Mainstream horror has completely gone off the deep end. It’s not that I’m setting up The Prodigy, a typically mediocre February slate release, as some kind of standard. It’s more that these films are just so bored with themselves that there’s nowhere to go but up. Creepy kids, almost supernaturally intelligent serial killers and psychologists who info-dump the protagonists to make up for lazy writing are par for the course. But what are we supposed to be taking away from all this? Isn’t horror supposed to reveal something to the audience? Shouldn’t there be some societal or social commentary inherent to the form? It’s fine to state that an anti-vaxxer or school shooting horror film would potentially be in poor taste, but on the other hand, people loved The Texas Chainsaw Massacre, so there’s room for all this stuff. All I’m asking is: What is the point of making The Prodigy?
Even beyond all those other considerations, the film itself sets up so many ground rules for how its own plot is supposed to work before systematically throwing them all away that it has the feel of an exquisite corpse writing style that eventually resembled a horror movie. Is the kid possessed? Is he a prodigy? Both? At this point, I have no idea. Sure, one of those answers is plain as day, but why? The kid shows so many signs of early-onset psychopathy that with or without being a genius or being a vessel for a dead serial killer, there is some seriously shoddy parenting going on here. He’s killing insects and animals right out in the open. Does it matter if he’s sharing head space with an evil Hungarian? Stick that kid in a home! He’s dangerous!
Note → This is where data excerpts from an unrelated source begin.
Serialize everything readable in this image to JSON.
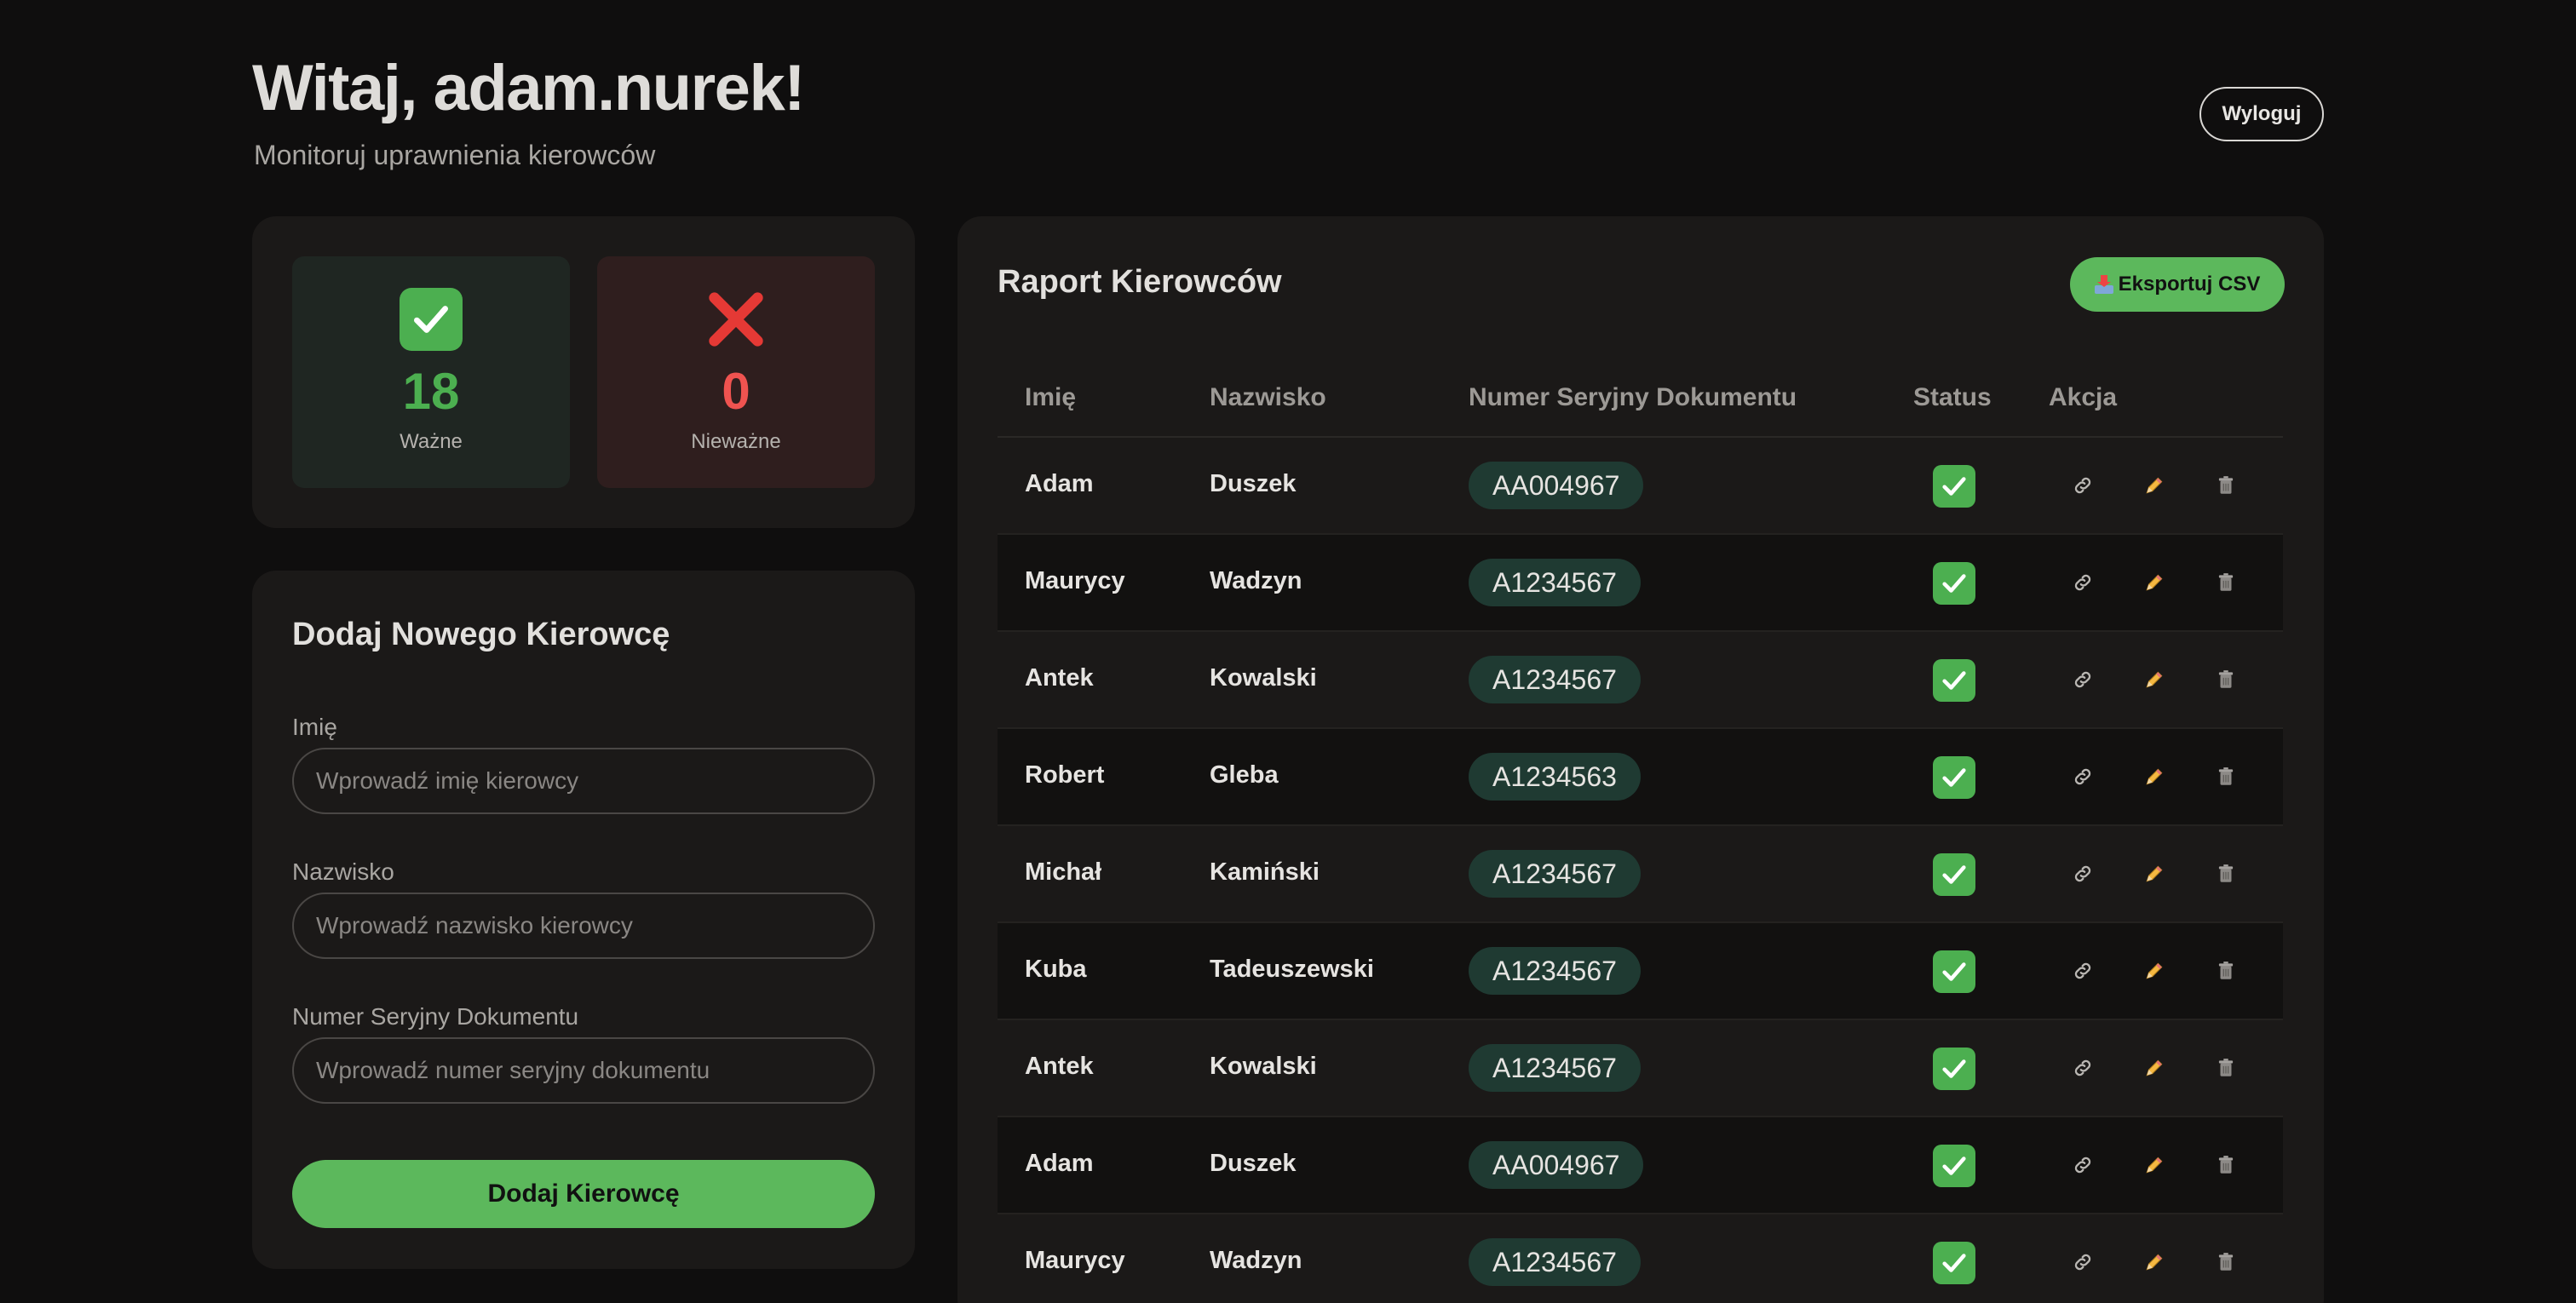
{
  "header": {
    "greeting": "Witaj, adam.nurek!",
    "subtitle": "Monitoruj uprawnienia kierowców",
    "logout_label": "Wyloguj"
  },
  "stats": {
    "valid": {
      "value": "18",
      "label": "Ważne",
      "icon": "check-mark-icon",
      "color": "#4caf50"
    },
    "invalid": {
      "value": "0",
      "label": "Nieważne",
      "icon": "cross-mark-icon",
      "color": "#ef5350"
    }
  },
  "form": {
    "title": "Dodaj Nowego Kierowcę",
    "first_name_label": "Imię",
    "first_name_placeholder": "Wprowadź imię kierowcy",
    "last_name_label": "Nazwisko",
    "last_name_placeholder": "Wprowadź nazwisko kierowcy",
    "serial_label": "Numer Seryjny Dokumentu",
    "serial_placeholder": "Wprowadź numer seryjny dokumentu",
    "submit_label": "Dodaj Kierowcę"
  },
  "report": {
    "title": "Raport Kierowców",
    "export_label": "Eksportuj CSV",
    "columns": [
      "Imię",
      "Nazwisko",
      "Numer Seryjny Dokumentu",
      "Status",
      "Akcja"
    ],
    "rows": [
      {
        "first": "Adam",
        "last": "Duszek",
        "serial": "AA004967",
        "status": "valid"
      },
      {
        "first": "Maurycy",
        "last": "Wadzyn",
        "serial": "A1234567",
        "status": "valid"
      },
      {
        "first": "Antek",
        "last": "Kowalski",
        "serial": "A1234567",
        "status": "valid"
      },
      {
        "first": "Robert",
        "last": "Gleba",
        "serial": "A1234563",
        "status": "valid"
      },
      {
        "first": "Michał",
        "last": "Kamiński",
        "serial": "A1234567",
        "status": "valid"
      },
      {
        "first": "Kuba",
        "last": "Tadeuszewski",
        "serial": "A1234567",
        "status": "valid"
      },
      {
        "first": "Antek",
        "last": "Kowalski",
        "serial": "A1234567",
        "status": "valid"
      },
      {
        "first": "Adam",
        "last": "Duszek",
        "serial": "AA004967",
        "status": "valid"
      },
      {
        "first": "Maurycy",
        "last": "Wadzyn",
        "serial": "A1234567",
        "status": "valid"
      }
    ]
  },
  "colors": {
    "accent": "#5cb85c",
    "background": "#0f0e0e",
    "card": "#1b1918",
    "serial_pill": "#1f3a32"
  }
}
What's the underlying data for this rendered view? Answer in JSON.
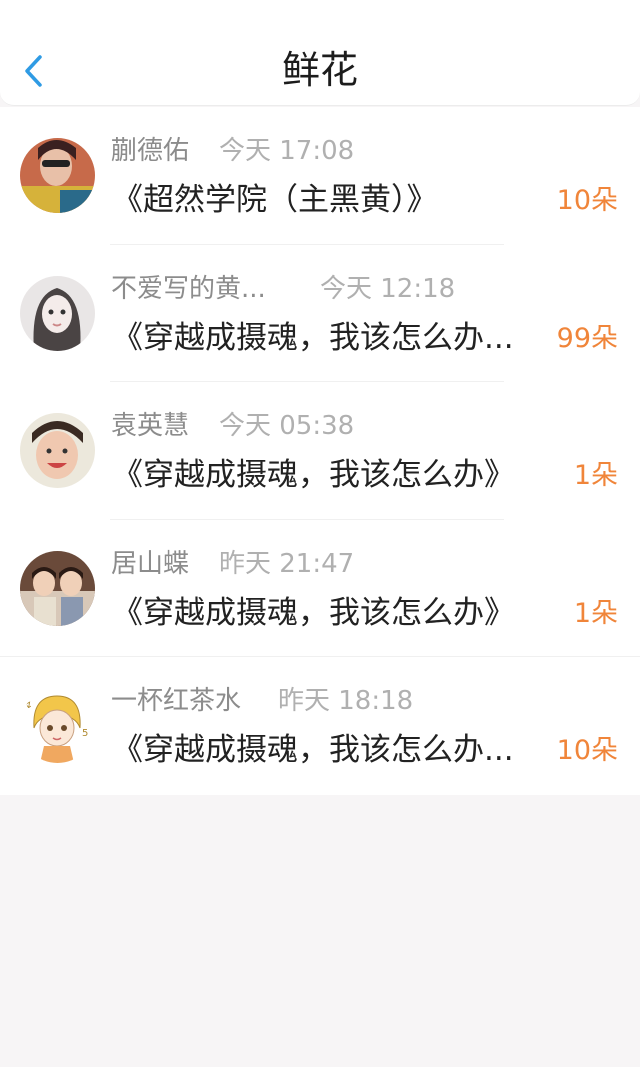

If you’d told me there was a movie where a murderer pulls a Being John Malkovich on a little kid, I’d have eaten it right up. Too bad this is the movie we got. Can he see through the kid’s eyes? Can he actually shape-shift into his own form sometimes? Is the kid at all aware of what’s going on? And if there is a team of researchers out there who are studying this phenomenon, shouldn’t they have more information about the situation than just the bare minimum required to scare the kid’s mom into not taking any action whatsoever? All of these questions are asked by the movie and then just as quickly discarded as irrelevant, I guess, because to go any deeper with any of them might have turned this whole thing into a halfway decent movie, and we can’t have that, can we? As I said, it’s only February.
Or maybe I’m overthinking this thing. Maybe it’s enough that there is one genuinely good jump-scare. Maybe it’s actually good that the elements of The Prodigy that make the least sense are also the most effective. On the other hand, I’m truly worried about the mental well-being of poor Jackson Robert Scott. Between his scenes in 2017’s It and one very distressing dialogue scene here, that kid will probably be in therapy for the rest of his life. Rated R for violence, disturbing and bloody images, a sexual reference and brief graphic nudity.
Now playing at Carolina Cinemark and Regal Biltmore Grande.